Bilateral interconnections through the hippocampal commissure play important roles in synchronizing or spreading hippocampal seizure activities. Intact hippocampi or bilateral hippocampal slices have been isolated from neonatal or immature rats (6–7 or 12–21 days old, respectively) and the mechanisms underlying the bilateral synchrony of hippocampal epileptiform activities have been investigated. However, the feasibility of examining bilateral epileptiform activities of more developed hippocampal circuitry in vitro remains to be explored. For this, we prepared bilateral hippocampal slices from C57 black mice, a strain commonly used in neuroscience and for genetic/molecular modifications. Young mice (21–24-day-old) were used in most experiments. A 600-μm-thick slice was obtained from each mouse by horizontal vibratome sectioning. Bilateral dorsal hippocampal and connecting dorsal hippocampal commissure (DHC) tissues were preserved in the slice and extrahippocampal tissues were removed. Slices were recorded in a submerged chamber mainly at a room temperature (21–22°C). Bilateral CA3 areas were monitored by extracellular recordings, and unilateral electrical stimulation was used to elicit CA3 synaptic field potentials. The unilateral stimulation could elicit population spikes in the contralateral CA3 area. These contralateral spikes were attenuated by inhibiting synaptic transmission with cobalt-containing medium and were abolished when a cut was made at the DHC. Self-sustained and bilaterally correlated epileptiform potentials were observed following application of 4-aminopyradine and became independent after the DHC cut. Bilateral hippocampal activities were detectable in some slices of adult mice and/or at 35–36°C, but with smaller amplitudes and variable waveforms compared to those observed from slices of young mice and at the room temperature. Together, these observations suggested that examining bilateral epileptiform activities in hippocampal slices of young mice is feasible. The weaknesses and limitations of this preparation and our experimentation are discussed.

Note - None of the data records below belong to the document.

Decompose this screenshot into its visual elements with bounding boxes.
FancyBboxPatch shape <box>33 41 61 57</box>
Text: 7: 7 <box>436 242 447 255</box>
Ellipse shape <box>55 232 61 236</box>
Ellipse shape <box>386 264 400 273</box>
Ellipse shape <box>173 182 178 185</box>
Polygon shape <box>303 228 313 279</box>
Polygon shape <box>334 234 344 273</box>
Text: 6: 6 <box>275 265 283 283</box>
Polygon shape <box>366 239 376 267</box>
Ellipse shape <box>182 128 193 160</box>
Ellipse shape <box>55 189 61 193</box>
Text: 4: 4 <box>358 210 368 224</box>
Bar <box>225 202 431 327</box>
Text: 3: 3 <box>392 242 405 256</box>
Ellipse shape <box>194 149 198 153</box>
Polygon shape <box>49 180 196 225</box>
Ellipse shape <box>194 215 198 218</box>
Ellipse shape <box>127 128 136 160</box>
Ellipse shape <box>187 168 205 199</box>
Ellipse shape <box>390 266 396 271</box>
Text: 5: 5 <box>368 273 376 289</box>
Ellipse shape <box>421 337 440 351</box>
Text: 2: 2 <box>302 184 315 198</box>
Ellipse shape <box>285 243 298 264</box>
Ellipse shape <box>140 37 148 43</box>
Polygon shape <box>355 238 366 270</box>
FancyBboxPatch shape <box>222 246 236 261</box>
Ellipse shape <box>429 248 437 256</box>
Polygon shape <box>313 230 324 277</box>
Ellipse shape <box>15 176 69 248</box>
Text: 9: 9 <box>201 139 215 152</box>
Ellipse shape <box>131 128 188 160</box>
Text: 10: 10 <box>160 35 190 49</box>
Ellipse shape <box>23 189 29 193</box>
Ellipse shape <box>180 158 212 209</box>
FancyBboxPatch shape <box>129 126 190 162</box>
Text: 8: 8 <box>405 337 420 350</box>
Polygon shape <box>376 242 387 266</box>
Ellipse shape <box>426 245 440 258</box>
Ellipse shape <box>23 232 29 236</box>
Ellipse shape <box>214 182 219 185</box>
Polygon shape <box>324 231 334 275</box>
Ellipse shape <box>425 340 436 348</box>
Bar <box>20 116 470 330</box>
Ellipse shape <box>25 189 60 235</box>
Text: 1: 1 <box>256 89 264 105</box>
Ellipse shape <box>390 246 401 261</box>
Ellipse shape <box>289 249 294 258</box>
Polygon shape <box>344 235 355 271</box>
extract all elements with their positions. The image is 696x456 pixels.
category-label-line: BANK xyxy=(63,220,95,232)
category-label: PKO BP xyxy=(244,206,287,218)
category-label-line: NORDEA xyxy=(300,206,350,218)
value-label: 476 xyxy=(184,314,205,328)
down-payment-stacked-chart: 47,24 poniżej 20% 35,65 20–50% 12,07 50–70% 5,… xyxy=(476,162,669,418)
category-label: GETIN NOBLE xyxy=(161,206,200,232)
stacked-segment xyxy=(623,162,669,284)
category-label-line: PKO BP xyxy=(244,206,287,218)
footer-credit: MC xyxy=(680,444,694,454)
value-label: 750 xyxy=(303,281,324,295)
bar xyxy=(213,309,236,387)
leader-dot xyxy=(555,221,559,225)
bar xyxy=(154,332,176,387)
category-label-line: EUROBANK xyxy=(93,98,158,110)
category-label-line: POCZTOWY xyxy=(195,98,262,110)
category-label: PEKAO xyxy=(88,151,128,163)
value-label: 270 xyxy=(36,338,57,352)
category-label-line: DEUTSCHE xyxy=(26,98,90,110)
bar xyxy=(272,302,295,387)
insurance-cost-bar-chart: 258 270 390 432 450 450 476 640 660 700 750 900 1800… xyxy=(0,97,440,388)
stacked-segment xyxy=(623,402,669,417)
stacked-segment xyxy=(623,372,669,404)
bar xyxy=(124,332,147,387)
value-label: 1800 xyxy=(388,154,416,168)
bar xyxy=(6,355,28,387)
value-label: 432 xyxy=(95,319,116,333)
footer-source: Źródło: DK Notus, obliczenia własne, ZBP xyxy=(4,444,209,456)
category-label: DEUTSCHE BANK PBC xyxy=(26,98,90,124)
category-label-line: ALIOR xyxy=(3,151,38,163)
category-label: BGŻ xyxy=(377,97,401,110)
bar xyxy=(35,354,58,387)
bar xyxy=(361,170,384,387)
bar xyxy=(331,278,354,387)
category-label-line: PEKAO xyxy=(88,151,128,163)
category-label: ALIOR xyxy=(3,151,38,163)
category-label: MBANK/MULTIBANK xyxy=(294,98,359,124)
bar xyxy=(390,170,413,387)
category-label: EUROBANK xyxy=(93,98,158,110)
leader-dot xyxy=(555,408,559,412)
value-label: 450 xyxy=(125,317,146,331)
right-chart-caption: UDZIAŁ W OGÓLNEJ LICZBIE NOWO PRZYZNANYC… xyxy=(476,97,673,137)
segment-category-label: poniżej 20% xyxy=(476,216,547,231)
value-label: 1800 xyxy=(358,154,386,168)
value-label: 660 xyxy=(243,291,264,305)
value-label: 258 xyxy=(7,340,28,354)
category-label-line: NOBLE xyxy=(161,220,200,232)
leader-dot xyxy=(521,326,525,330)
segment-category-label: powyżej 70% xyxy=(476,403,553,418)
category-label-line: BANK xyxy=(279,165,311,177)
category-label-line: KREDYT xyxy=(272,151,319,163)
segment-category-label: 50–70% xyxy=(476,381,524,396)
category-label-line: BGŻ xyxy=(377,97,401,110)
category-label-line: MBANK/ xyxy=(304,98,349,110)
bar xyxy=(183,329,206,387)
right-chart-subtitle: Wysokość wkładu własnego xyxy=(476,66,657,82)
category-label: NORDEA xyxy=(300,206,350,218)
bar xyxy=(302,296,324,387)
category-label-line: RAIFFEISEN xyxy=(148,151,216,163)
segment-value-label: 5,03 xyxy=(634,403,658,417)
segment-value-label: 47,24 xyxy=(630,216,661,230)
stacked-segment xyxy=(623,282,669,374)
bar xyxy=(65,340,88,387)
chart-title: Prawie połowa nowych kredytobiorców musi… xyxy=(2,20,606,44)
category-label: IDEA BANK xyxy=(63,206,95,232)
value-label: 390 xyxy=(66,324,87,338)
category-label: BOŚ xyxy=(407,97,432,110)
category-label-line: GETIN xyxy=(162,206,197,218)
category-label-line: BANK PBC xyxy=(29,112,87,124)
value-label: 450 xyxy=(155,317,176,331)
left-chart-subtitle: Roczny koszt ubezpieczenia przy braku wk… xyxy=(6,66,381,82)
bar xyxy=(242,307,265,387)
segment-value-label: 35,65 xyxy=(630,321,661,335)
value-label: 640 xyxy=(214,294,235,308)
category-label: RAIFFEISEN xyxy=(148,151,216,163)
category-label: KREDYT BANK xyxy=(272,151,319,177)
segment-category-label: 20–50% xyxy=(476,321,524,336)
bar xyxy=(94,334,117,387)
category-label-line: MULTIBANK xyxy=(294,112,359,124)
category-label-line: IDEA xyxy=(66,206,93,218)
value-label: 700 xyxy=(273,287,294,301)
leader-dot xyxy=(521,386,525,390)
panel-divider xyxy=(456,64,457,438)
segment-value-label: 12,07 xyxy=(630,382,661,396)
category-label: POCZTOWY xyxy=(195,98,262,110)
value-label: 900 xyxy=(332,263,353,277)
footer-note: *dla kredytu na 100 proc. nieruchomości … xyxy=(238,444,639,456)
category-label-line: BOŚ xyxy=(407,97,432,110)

通过海马连合的双边互连在同步或传播海马癫痫发作活动中起重要作用。已从新生或未成熟大鼠（分别为6-7岁或12-21天大）分离出完整的海马或双侧海马切片，并研究了海马癫痫样活动的双侧同步机制。但是，检查更发达的海马回路的双侧癫痫样活动的可行性体外有待探索。为此，我们从C57黑小鼠制备了双侧海马切片，C57黑小鼠是神经科学中常用的一种用于遗传/分子修饰的菌株。在大多数实验中使用了幼鼠（21-24天大）。通过水平振动刀切片从每只小鼠获得600μm厚的切片。切片中保留双侧背侧海马和连接背侧海马连合（DHC）组织，并去除海马外组织。切片记录在浸没室内，主要在室温（21–22°C）下进行。通过细胞外记录监测双边CA3区域，并使用单侧电刺激诱发CA3突触场电位。单侧刺激可引起对侧CA3区域的种群高峰。这些对侧尖峰通过用含钴介质抑制突触传递而减弱，并且在DHC切割时被消除。施用4-氨基吡啶后观察到自我维持和双边相关的癫痫样电位，并在DHC切割后变得独立。在成年小鼠的某些切片中和/或在35–36°C时，可以检测到双边海马活动，但与在室温下从年轻小鼠切片中观察到的相比，其幅度和可变波形较小。在一起，这些观察结果表明，检查年轻小鼠海马切片中的双边癫痫样活动是可行的。讨论了这种制备方法和实验的弱点和局限性。